One triumph for this accountability tool is that hundreds of additional teachers have applied to work at the city's worst schools, drawn by new higher pay. And even though teachers already on the payroll didn't have to participate in the "ProComp" bonus pay program, nearly half have signed up. (Those hired since 2006 are automatically enrolled.)


The biggest test is yet to come: whether teacher rewards will lead to better student grades and higher test scores. The pilot program suggests they might.


Denver school officials worked closely with the teachers' union to quell union concerns that the plan might be perceived as elitist or unfair to some teachers.

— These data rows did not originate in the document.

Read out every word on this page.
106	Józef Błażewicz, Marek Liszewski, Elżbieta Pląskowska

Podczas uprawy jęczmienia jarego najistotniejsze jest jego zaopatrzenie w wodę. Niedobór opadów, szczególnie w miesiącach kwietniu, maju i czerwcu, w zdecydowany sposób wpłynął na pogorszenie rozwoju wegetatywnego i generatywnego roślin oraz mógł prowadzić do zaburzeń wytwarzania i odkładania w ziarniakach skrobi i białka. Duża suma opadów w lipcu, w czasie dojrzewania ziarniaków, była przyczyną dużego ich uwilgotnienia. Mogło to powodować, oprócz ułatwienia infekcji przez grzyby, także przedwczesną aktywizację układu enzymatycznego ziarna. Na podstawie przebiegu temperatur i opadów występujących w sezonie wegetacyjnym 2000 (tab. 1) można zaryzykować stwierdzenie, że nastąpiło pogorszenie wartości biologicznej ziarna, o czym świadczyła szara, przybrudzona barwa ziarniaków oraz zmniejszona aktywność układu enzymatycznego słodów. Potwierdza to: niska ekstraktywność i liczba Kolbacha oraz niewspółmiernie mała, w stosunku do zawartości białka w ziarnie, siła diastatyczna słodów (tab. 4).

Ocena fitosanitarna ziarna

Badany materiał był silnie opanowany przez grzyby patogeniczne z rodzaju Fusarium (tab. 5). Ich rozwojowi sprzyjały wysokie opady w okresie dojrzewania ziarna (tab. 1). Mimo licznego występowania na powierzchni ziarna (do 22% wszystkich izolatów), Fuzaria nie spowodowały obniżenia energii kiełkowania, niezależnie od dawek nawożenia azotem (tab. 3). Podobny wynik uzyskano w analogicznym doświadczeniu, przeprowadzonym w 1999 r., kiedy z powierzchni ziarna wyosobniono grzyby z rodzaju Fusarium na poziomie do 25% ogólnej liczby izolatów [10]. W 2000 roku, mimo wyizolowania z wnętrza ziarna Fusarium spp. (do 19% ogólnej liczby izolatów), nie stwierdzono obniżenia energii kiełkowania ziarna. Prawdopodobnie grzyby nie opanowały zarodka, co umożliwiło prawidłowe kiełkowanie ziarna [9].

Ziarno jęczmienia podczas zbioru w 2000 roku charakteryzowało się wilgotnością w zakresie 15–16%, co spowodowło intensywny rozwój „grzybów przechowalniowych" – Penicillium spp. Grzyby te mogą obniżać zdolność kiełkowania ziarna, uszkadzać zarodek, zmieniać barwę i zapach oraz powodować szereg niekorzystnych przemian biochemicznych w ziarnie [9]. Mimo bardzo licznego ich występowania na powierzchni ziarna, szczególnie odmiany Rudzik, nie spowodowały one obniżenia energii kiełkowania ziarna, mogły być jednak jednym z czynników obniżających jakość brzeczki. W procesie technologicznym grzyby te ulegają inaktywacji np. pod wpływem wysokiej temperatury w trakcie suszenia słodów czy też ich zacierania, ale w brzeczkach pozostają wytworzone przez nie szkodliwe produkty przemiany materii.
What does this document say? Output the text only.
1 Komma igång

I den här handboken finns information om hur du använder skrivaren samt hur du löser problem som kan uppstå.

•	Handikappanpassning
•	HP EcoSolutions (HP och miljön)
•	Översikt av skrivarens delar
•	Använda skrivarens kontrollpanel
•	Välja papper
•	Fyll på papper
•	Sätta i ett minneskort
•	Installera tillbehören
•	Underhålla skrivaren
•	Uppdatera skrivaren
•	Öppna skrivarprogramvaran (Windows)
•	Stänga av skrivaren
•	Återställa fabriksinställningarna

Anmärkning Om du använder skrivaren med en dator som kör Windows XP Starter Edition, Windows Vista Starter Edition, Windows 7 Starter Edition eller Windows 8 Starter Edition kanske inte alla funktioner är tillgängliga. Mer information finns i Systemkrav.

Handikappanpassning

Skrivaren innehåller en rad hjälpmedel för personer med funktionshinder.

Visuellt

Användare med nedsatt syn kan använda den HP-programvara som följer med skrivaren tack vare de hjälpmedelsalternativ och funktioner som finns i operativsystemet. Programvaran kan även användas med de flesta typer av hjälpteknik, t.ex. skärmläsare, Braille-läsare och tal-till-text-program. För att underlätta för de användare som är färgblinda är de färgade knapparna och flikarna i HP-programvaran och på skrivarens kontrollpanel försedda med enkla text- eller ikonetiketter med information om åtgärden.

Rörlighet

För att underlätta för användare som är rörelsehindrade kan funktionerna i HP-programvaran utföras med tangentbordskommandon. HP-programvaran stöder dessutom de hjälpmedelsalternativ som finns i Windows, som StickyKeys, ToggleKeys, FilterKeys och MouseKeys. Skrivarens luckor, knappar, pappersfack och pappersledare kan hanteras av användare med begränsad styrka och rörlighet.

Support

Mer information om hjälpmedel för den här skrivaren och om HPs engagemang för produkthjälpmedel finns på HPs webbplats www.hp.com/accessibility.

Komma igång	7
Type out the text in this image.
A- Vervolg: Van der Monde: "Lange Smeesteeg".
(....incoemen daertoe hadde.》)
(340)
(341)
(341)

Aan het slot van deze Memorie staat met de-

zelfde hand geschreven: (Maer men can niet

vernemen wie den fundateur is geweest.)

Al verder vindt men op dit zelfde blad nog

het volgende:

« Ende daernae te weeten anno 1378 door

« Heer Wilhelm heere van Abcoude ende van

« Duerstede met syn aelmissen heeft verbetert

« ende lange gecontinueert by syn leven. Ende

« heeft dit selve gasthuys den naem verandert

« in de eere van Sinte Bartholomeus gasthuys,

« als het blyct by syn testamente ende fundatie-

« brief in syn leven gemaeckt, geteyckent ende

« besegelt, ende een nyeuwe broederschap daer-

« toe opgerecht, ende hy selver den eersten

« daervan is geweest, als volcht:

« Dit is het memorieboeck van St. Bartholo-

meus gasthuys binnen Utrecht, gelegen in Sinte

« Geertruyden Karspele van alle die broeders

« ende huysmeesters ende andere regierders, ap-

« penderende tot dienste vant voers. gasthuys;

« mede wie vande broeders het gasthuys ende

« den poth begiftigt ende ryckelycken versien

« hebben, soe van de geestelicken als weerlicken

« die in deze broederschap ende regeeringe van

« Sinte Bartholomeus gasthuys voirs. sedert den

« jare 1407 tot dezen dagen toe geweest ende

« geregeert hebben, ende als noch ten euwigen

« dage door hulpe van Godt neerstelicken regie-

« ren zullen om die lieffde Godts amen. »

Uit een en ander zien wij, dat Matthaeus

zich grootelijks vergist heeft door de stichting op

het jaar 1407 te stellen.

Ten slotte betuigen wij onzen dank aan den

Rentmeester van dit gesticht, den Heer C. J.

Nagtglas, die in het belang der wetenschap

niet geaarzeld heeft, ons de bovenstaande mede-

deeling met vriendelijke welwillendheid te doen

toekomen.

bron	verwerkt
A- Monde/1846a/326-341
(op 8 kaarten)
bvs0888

Denver is part of a nationwide trend toward more merit pay plans. The U.S. Department of Education recently spent nearly $100 million in support of such local programs, with substantial private foundation funding as well. States such as Minnesota and Florida are involved, and cities such as Austin are studying Denver's model, hoping, for instance, to reward teacher cooperation with one another as well as individual efforts.


The lure in Denver was that teachers could end up making more money as a whole, and the American Federation of Teachers is helping some local unions negotiate new merit-pay plans. Unions can't help seeing that the rise of standardized tests under the 2001 No Child Left Behind law provides benchmarks for measuring teacher performance.


The conventional wisdom is that merit plans will succeed only if teachers are consulted in how to design them, although unions should not have veto power over them. Teachers' concerns about subjective judgments or the misuse of tests to evaluate progress need to be addressed. Schools also need to use such rewards to boost teacher-to-teacher mentoring and teacher interaction with parents.

Proponents of merit pay plans say the same fairness that teachers give to students in grading can apply equally to merit pay.


Bottom line issues are crucial, though, as these plans require taxpayers to provide extra revenue beyond the basic school budget.